Soykırım ithamı yapan üçüncü etnik-dini grup Süryanilerdi. Türkiye’nin güneydoğusu ve İran’ın kuzeybatısında bulunan ve küçük bir topluluk olan Süryaniler, İngilizler ve Ruslar tarafından verilen sözlerle savaşa itilmişlerdi; ama Osmanlı ordusuna, Türk ordusuna veya Kürtlere başkaldıracak halleri yoktu. Osmanlı topraklarından, yurtlarından ayrılan Süryaniler, Irak’a doğru, binlerce kişinin öldüğü yola çıkmadan önce, kuzeybatı İran’daki dindaşlarına katıldılar. Sağ kalanların çoğu kendini Bağdat’ın kuzeyindeki Bakuba sığınmacı kampında buldu. Onlar, cesur askerler olarak biliniyorlardı; ama yine de, disiplinsizlik ve vahşi davranışlara yatkınlardı. 1924’te, İngiliz kuvvetlerine bağlı bir grup Süryani asker, Kerkük’ün merkezinde bulunan bir pazar yerine makinalı tüfeklerle ateş açarak yüzlerce kişiyi öldürdü. 

Yine 1933’te, bir grup silahlı Süryani, Dicle nehri yakınlarında bulunan Iraklı kuvvetlere saldırarak büyük bir krize yol açtılar. 

Bu kriz sonucunda, 34 kişi ölmüş, 100’e yakın kişi yaralanmış, ölülerin vücutları tahrip edilmişti ve karşı saldırıda bulunan ordu, Simel’in Musul bölgesinde yüzlerce masum insanı katletmişti. İngiliz valisi Arnold Wilson’a göre de, Kürtler, Süryanilerin Bakuba’da ki sığınmacı kampına saldırınca yakalanmış ve kafaları kesilerek öldürülmüşlerdi. 

7. Yani, Kim tüm bunlardan alnı ak bir şekilde çıkabilirdi? 
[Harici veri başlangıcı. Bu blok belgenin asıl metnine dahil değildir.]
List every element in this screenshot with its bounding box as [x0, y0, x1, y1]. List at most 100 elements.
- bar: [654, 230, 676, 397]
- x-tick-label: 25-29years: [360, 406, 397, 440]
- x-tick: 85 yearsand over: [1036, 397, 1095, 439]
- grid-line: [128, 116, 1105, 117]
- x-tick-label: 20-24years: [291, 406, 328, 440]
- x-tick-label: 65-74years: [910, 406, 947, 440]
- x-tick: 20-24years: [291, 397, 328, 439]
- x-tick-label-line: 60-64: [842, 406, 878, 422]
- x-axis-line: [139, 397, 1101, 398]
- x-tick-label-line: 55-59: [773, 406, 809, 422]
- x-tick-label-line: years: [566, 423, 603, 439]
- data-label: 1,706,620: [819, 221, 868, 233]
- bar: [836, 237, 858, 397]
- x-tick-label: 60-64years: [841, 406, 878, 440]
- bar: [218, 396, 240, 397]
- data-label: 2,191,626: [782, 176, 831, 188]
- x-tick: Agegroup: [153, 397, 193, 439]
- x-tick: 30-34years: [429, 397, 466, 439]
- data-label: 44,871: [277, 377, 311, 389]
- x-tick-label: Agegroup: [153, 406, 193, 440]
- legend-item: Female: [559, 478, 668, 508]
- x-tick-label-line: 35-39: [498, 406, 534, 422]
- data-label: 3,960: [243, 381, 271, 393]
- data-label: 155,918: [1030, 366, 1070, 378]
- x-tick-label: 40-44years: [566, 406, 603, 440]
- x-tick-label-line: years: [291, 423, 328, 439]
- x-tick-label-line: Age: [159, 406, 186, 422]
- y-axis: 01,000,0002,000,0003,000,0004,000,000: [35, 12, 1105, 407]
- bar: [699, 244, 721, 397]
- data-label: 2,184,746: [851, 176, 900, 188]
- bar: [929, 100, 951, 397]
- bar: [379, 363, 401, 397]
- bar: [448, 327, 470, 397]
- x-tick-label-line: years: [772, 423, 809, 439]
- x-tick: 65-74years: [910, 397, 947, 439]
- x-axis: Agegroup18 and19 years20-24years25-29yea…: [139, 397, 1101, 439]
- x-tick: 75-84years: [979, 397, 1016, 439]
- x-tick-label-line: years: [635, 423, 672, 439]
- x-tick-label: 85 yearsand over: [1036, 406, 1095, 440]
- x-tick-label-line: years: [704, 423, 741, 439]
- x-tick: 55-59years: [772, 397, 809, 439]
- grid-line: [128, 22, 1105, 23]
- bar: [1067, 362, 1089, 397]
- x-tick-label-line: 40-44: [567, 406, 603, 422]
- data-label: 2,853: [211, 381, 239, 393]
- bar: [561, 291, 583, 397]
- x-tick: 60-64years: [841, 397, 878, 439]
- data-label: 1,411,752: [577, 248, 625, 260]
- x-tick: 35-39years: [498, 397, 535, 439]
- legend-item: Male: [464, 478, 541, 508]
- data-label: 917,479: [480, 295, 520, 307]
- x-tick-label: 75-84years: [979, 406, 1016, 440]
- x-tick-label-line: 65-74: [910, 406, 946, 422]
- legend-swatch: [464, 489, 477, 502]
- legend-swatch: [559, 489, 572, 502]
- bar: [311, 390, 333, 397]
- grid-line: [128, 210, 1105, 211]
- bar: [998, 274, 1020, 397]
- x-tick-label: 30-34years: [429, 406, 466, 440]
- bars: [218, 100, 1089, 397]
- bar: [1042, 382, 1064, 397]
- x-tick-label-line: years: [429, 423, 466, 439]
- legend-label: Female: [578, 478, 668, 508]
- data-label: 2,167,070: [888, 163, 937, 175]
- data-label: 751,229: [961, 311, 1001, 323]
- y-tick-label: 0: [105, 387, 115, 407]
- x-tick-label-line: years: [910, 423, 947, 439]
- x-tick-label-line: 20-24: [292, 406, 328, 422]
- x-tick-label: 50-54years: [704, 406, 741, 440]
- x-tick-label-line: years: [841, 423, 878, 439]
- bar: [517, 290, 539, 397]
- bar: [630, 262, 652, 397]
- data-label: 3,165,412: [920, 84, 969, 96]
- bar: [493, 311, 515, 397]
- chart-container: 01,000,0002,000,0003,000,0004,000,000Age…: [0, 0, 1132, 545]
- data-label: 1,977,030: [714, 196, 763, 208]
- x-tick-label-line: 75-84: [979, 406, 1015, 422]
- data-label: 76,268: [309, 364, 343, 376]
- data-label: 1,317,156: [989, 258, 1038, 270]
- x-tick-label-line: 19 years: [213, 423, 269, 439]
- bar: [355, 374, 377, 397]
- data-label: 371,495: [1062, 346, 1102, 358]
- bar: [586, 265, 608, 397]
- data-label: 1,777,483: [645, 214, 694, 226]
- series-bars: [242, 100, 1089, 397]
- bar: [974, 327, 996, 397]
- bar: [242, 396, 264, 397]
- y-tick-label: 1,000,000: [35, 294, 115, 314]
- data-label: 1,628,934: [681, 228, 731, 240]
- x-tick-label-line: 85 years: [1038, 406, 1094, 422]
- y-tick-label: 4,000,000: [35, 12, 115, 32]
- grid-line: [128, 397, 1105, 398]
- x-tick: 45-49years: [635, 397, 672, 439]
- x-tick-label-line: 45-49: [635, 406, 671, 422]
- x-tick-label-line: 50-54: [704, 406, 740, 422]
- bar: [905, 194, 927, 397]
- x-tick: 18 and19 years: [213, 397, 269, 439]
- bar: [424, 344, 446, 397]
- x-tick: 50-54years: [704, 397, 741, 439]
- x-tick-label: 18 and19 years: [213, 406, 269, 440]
Görünüşe bakılırsa hiç kimse. Bir tarafta, suçluların ve diğer tarafta, mağdurların olduğu söylenemez. 

Tüm taraflarda da suçlular ve mağdurlar vardı. ‘Yer değiştirme’ sırasında bile, birçok Müslüman Ermenilere yardım etmeye çalışıyordu. İhmalkâr Osmanlı memurları yanında da, yanlarında çalışan Ermenilere göz kulak olmak için, son derece zor koşullarda, ellerinden gelenin en iyisini yapmaya çalışanlar vardı. Anaakım ‘batı’ tarihinde, hala, savaşın Osmanlı halkı için ne kadar yıkıcı olduğu konusunda bir anlayışa yer vermemektedir. Savaş bittiğinde, insanlar at gübresinden arpa çıkarıyor ve hayatta kalabilmek için ot yiyordu. Savaş sırasında bile, 19151916’da, insanlar, Beyrut sokaklarında ve Suriye’nin diğer kasaba ve şehirlerinde, açlıktan ve hastalıklardan ölüyorlardı. 

   Ailelerini besleyemeyen Lübnanlı erkekler, dağlarda utanç içinde ölmeyi bekliyorlardı. Bazı köyler tamamen boş kalmıştı. Savaşın zorlu koşulları, cephedeki askerler için gıdanın ve ilaçların tükenmesi, ulaşımın oldukça zor olması ve askerler ve halk arasındaki kolera ve tifüs gibi hastalıkların neden olduğu büyük sayılarda ölüme ek olarak müttefiklerin Akdeniz kıyısını deniz 
ablukasına alması durumu iyice kötüleştirmiş, para ekonomisinin sonunu getirmiş ve çiftçileri mahsullerini yetiştirmek için gerekli olan malzemelerden yoksun bırakmıştır. 1915’de yaşanan çekirge istilası, devam eden sefalete ve 
yoksulluğa ek olarak, mahsulleri ve ağaçları çıplak bırakmıştı. Arap tarihçi George Antonius’un hesaplamalarına göre, sadece Suriye’deki ölü sayısı 400,000 civarındaydı. 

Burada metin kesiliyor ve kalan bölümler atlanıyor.